Ditambang Setiap Hari, Pantai Sudah Rata dengan Permukiman Warga
jpnn.com - Masyarakat di Kabupaten Timor Tengah Selatan (TTS) menanggapi fenomena gelombang tinggi di laut selatan TTS pada Jumat 28 April itu beragam. Seperti apa tanggapan dan solusi yang diwacanakan?
YOPI TAPENU, SoE
HARUS diakui bahwa batu warna di Kolbano dilirik investor karena dapat dikreasikan menjadi berbagai bentuk souvenir atau penambah nilai seni sebuah bangunan. Dan sejauh ini, proses mendapatkan batu itu masih melalui penambangan secara tradisional.
Batu itu dikumpulkan oleh penambang lalu dipilah sesuai ukuran, bentuk dan warna. Itulah aktivitas rutin penambang tradisional di wilayah Kolbano. Mereka sudah puluhan tahun menekuni pekerjaan ini.
Beberapa tahun belakangan kondisi pantai di Desa Spaha, Kecamatan Kolbano berubah bentuk. Sebelumnya kondisi daratan lebih tinggi, namun belakangan ini menjadi pantai yang datar dengan permukiman warga. Hal itu ditengarai akibat penambangan batu warna yang dilakukan bertahun-tahun belakangan tanpa memikirkan dampak ke depan.
"Sekarang pantai sudah rata dengan permukiman. Itu karena batu ditambang setiap hari," ujar Sekretaris Desa Spaha, Yupiter Sabuna ketika berbincang dengan koran ini beberapa saat setelah kejadian air laut pasang, Jumat (28/4).
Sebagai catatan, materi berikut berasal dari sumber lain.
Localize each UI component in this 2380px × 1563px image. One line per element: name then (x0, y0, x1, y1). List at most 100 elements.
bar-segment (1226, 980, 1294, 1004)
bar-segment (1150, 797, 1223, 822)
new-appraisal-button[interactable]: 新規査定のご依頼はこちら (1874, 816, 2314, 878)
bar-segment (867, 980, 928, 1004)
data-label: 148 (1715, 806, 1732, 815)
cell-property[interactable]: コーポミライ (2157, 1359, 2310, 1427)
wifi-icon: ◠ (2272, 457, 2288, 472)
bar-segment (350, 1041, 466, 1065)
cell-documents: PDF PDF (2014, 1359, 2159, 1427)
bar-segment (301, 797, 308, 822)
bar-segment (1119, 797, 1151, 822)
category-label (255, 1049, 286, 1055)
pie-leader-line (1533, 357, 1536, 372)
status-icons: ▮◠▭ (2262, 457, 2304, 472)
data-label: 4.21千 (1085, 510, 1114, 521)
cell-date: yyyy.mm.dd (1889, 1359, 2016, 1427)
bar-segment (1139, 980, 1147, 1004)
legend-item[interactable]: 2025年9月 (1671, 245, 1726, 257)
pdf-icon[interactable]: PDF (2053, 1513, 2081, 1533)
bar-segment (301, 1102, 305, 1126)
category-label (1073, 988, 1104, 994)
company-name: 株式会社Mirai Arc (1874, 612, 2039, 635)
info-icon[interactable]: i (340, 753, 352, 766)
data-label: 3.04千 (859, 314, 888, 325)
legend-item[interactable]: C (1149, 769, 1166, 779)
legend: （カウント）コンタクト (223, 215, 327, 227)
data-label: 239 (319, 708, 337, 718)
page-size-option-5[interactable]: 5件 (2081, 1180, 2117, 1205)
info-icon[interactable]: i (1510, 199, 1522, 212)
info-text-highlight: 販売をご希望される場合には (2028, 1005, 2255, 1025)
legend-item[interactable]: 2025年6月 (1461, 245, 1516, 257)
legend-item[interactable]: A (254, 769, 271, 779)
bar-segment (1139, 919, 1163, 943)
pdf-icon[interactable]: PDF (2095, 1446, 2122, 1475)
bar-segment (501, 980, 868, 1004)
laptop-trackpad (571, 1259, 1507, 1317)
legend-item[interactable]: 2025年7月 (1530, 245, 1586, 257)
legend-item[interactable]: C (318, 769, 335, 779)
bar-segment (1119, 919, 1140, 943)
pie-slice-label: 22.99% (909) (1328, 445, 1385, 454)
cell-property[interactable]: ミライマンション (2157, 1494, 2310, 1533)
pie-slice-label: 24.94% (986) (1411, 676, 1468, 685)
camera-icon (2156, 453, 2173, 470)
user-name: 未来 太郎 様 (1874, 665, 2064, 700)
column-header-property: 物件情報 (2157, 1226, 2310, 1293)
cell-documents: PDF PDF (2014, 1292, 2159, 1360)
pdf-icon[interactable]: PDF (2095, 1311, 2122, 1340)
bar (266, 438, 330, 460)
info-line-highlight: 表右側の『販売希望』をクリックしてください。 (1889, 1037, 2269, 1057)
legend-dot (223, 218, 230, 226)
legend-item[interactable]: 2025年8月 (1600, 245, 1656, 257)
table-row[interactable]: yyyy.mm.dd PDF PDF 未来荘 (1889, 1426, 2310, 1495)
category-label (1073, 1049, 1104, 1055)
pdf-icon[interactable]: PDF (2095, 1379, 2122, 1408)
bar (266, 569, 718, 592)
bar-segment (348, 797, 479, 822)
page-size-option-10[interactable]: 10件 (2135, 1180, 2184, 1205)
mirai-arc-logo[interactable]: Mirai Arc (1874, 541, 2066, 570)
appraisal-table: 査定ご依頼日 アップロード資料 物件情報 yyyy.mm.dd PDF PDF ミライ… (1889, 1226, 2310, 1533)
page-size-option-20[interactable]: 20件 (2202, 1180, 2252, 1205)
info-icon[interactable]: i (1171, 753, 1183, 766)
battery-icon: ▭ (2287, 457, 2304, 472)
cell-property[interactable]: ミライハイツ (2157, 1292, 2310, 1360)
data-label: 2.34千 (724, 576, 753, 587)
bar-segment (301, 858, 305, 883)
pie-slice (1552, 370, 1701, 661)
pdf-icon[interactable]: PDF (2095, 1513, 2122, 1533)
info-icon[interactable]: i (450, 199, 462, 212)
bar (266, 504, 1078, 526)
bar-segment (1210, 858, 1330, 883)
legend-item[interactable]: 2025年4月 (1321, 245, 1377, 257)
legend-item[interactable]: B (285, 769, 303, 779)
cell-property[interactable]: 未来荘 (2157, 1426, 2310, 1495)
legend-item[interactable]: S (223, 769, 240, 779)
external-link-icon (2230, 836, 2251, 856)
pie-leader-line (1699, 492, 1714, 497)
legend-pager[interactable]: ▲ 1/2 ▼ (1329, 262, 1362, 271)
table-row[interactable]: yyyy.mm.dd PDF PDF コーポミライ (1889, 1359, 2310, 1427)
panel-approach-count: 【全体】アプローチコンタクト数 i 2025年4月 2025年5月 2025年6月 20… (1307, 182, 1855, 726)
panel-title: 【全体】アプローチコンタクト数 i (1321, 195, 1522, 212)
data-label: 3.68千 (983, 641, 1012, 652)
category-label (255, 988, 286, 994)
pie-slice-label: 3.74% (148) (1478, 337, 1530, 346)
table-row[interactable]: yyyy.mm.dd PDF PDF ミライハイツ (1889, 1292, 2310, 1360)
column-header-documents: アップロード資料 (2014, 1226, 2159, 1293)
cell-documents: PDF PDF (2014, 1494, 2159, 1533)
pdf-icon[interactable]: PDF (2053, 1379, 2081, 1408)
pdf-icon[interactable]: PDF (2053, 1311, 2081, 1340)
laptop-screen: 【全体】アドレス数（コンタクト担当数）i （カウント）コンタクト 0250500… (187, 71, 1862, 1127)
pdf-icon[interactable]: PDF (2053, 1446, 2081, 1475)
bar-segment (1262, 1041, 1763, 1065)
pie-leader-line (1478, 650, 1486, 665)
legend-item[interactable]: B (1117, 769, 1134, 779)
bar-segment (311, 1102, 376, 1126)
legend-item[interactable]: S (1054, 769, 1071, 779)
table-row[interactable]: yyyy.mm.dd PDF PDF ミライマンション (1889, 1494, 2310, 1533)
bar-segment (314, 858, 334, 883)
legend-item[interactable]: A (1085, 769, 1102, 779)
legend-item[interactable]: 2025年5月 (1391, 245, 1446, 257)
Sesungguhnya Pemerintah Daerah (Pemda) TTS sudah melarang warga di sekitar pantai untuk menambang batu di sepanjang pantai Kolbano. Karena sejak tahun 2015 para penambang bukan hanya mengumpulkan batu warna yang dimuntahkan ombak, melainkan masyarakat penambang menggali pantai sehingga terdapat lubang-lubang menganga di tepi pantai. Konon, batu yang tersembunyi di dalam pasir itu lebih bernilai ekonomis.
Namun, larangan pemerintah itu tak diindahkan. Hal itu karena terkait dengan mata pencaharian warga setempat. Menurut beberapa penambang, penghasilan dari mereka dari bertani atau melaut tidak mencukupi kebutuhan hidup mereka.